Total construction spending—which encompasses both nonresidential and residential spending—was up 0.9 percent for the month and is 7.8 percent higher than December 2011.

“Nonresidential construction activities in December appear to confirm the notion that the nation remains in recovery, despite news that gross domestic product turned negative during last year’s fourth quarter,” said Associated Builders and Contractors Chief Economist Anirban Basu. “While the pace of nonresidential construction recovery remains moderate, there is little indication that the recovery has stalled altogether.

“It may be tempting for some to attribute recent progress in nonresidential spending to Hurricane Sandy reconstruction, but an analysis of the data suggests the ongoing recovery is significantly broader than these rebuilding efforts,” Basu said.

“Specifically, the monthly growth in manufacturing and office-related construction indicates ongoing recovery in segments unlikely to be substantially associated with damage in New York, New Jersey and elsewhere in the Northeast,” said Basu. “However, some of the expansion in spending in the conservation and development categories may be related to the hurricane.  
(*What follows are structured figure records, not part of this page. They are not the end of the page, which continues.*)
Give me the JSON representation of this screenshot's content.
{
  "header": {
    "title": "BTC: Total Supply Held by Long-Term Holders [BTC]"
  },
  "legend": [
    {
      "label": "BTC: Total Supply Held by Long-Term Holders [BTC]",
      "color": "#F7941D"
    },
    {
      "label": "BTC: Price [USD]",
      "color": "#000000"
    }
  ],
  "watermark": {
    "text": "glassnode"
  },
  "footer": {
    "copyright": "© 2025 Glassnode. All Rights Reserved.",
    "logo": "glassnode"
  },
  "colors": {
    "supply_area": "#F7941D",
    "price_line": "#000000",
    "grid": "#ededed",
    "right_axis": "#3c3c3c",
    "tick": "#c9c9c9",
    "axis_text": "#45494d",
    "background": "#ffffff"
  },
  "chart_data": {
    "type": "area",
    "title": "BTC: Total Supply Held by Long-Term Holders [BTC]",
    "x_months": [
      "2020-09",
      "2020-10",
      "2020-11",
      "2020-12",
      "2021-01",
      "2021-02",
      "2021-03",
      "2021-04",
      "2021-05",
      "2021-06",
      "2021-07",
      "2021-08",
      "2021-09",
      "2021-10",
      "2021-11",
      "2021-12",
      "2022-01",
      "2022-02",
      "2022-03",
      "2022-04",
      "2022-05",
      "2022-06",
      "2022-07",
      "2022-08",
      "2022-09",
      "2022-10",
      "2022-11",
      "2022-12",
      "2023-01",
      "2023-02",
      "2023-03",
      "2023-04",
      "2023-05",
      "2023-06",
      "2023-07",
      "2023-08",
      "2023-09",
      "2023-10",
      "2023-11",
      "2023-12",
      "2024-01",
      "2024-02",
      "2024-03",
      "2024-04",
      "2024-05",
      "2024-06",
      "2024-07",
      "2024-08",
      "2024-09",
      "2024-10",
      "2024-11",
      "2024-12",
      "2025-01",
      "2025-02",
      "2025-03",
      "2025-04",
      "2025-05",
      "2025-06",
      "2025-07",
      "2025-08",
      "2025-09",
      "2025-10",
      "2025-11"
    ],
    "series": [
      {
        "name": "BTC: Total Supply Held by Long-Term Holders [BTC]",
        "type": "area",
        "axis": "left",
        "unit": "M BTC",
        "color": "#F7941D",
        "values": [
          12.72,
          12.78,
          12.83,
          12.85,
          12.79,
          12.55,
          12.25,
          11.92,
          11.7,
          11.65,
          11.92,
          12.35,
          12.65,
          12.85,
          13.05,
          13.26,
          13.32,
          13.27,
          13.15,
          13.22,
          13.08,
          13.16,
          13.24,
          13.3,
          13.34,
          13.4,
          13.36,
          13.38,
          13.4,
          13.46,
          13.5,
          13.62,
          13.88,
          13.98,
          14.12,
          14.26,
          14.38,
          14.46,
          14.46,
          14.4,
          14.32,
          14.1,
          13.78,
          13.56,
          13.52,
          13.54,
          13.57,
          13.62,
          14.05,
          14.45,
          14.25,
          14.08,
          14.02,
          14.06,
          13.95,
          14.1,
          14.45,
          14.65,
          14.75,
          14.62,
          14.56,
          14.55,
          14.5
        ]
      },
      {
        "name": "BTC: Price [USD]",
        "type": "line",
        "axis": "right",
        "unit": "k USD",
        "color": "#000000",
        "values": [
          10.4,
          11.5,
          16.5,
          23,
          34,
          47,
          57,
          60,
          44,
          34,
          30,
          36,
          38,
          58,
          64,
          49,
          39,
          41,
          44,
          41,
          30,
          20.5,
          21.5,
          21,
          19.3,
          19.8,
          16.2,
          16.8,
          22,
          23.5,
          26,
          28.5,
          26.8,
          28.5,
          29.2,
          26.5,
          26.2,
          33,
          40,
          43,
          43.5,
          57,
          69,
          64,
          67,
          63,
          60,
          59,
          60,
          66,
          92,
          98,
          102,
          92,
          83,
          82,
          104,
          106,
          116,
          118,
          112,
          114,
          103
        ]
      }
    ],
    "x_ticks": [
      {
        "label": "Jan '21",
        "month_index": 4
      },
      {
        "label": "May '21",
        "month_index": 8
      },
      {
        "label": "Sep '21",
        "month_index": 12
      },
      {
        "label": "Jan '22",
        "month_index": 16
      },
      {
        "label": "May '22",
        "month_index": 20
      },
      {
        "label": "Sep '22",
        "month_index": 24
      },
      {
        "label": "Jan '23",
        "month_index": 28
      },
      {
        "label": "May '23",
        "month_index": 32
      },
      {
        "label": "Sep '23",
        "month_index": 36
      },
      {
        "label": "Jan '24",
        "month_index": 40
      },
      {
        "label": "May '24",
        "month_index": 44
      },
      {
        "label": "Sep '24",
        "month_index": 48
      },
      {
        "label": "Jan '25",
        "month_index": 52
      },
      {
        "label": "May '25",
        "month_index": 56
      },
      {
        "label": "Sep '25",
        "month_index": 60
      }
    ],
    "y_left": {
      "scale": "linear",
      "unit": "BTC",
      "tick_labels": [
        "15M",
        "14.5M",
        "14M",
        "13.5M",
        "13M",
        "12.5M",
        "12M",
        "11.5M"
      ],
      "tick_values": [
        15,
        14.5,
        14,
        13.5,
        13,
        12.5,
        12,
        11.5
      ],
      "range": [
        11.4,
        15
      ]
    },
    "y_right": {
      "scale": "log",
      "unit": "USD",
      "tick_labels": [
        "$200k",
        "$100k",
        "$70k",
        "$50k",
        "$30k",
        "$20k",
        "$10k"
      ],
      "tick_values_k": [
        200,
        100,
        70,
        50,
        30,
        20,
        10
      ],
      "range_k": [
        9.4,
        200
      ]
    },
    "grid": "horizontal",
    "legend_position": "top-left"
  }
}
“The pattern of expansion in primarily privately financed segments accompanied by declines in primarily publicly financed segment continues,” Basu stated. “Job loss and declining spending continue to be associated with local governments around the country, and tight fiscal circumstances continue to be reflected in weak monthly performance in categories such as water supply and sewage and waste disposal.

“This pattern is likely to continue going forward, with spending in local government continuing to serve as a drag on macro-regional economies,” said Basu. “As reflected in the fourth quarter gross domestic product report, many federal agencies have reduced outlays, which is likely to result in slower overall economic growth as well as diminished demand for construction in key publicly financed segments.”